Figure 5—figure supplement 1. Short-term changes in EPSC/IPSC ratio during train stimulation at SuM-GC synapses.

(A) Representative PSCs in response to 10 light pulses at 10 Hz recorded from GC at holding potentials of –30 mV before (black) and after application of 10 μM NBQX (blue). The EPSC (red) was isolated by subtracting the blue trace from the black trace. 1 μM TTX, 500 μM 4-AP, 50 μM D-AP5, 100 μM LY341495, and 3 μM CGP55845 were included in the extracellular solution throughout the experiments. (B) Summary graph of normalized EPSC and IPSC amplitudes plotted against stimulus number. Two-way repeated measures ANOVA, F_(1,7) = 17.5, p<0.01, n=8. Data are presented as mean ± SEM. **p<0.01.

Figure 5—figure supplement 2. High fidelity activation of ChR2-expressing SuM fibers during trains.

(top) Representative trace of the extracellularly recorded fiber volley from supragranular layer in response to 10 light stimuli at 20 Hz. (bottom) Summary graph of normalized fiber volley amplitude plotted against the stimulus number. 5 Hz: One-way ANOVA, F_(9,40) = 0.41, p=0.92, n=5. 10 Hz: One-way ANOVA, F_(9,50) = 0.14, p=0.99, n=6. 20 Hz: One-way ANOVA, F_(9,50) = 0.35, p=0.95, n=6. Data are presented as mean ± SEM.
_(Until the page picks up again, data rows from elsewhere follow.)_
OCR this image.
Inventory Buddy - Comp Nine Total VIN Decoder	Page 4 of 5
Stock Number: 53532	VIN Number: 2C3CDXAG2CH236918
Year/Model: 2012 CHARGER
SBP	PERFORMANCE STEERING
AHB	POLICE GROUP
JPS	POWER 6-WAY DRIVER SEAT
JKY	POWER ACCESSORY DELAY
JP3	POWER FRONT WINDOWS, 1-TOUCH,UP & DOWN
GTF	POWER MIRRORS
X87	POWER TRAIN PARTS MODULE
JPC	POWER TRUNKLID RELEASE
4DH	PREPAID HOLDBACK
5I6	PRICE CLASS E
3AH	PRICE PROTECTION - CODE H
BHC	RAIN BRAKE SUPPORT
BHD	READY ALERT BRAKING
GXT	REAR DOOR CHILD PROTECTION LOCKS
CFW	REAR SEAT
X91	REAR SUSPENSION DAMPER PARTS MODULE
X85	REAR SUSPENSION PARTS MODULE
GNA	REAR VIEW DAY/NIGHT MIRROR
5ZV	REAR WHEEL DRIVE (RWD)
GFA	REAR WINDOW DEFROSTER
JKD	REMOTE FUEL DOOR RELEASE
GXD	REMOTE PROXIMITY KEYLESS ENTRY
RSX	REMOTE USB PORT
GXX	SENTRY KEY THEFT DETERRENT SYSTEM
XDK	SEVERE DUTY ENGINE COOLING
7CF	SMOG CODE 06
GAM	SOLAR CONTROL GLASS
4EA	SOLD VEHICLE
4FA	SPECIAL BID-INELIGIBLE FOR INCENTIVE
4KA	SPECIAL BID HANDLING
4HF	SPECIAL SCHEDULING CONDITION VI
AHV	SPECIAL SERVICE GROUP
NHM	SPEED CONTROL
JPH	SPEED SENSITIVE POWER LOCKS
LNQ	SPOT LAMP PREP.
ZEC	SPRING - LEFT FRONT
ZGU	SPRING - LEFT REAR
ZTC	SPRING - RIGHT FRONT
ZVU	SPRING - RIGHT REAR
Figure 5—figure supplement 3. Preventing postsynaptic saturation and desensitization does not alter short-term depression of EPSCs and IPSCs.

(A and B) (left) Representative traces showing EPSCs in response to 10 Hz (A) or 20 Hz (B) light stimulation before (top) and after (bottom) application of 2 mM γDGG. (right) Summary graph of normalized EPSC amplitudes plotted against stimulus number. 10 Hz: Two-way repeated measures ANOVA, F_(1,7) = 1.78, p=0.22, n=8. 20 Hz: Two-way repeated measures ANOVA, F_(1,7) = 0.65, p=0.45, n=8. (C and D) (left) Representative traces showing IPSCs in response to 10 Hz (C) or 20 Hz (D) light stimulation before (top) and after (bottom) application of 300 μM TPMPA. (right) Summary graph of normalized IPSC amplitudes plotted against stimulus number. 10 Hz: Two-way repeated measures ANOVA, F_(1,5) = 1.02, p=0.44, n=6. 20 Hz: Two-way repeated measures ANOVA, F_(1,4) = 0.21, p=0.67, n=5. Data are presented as mean ± SEM.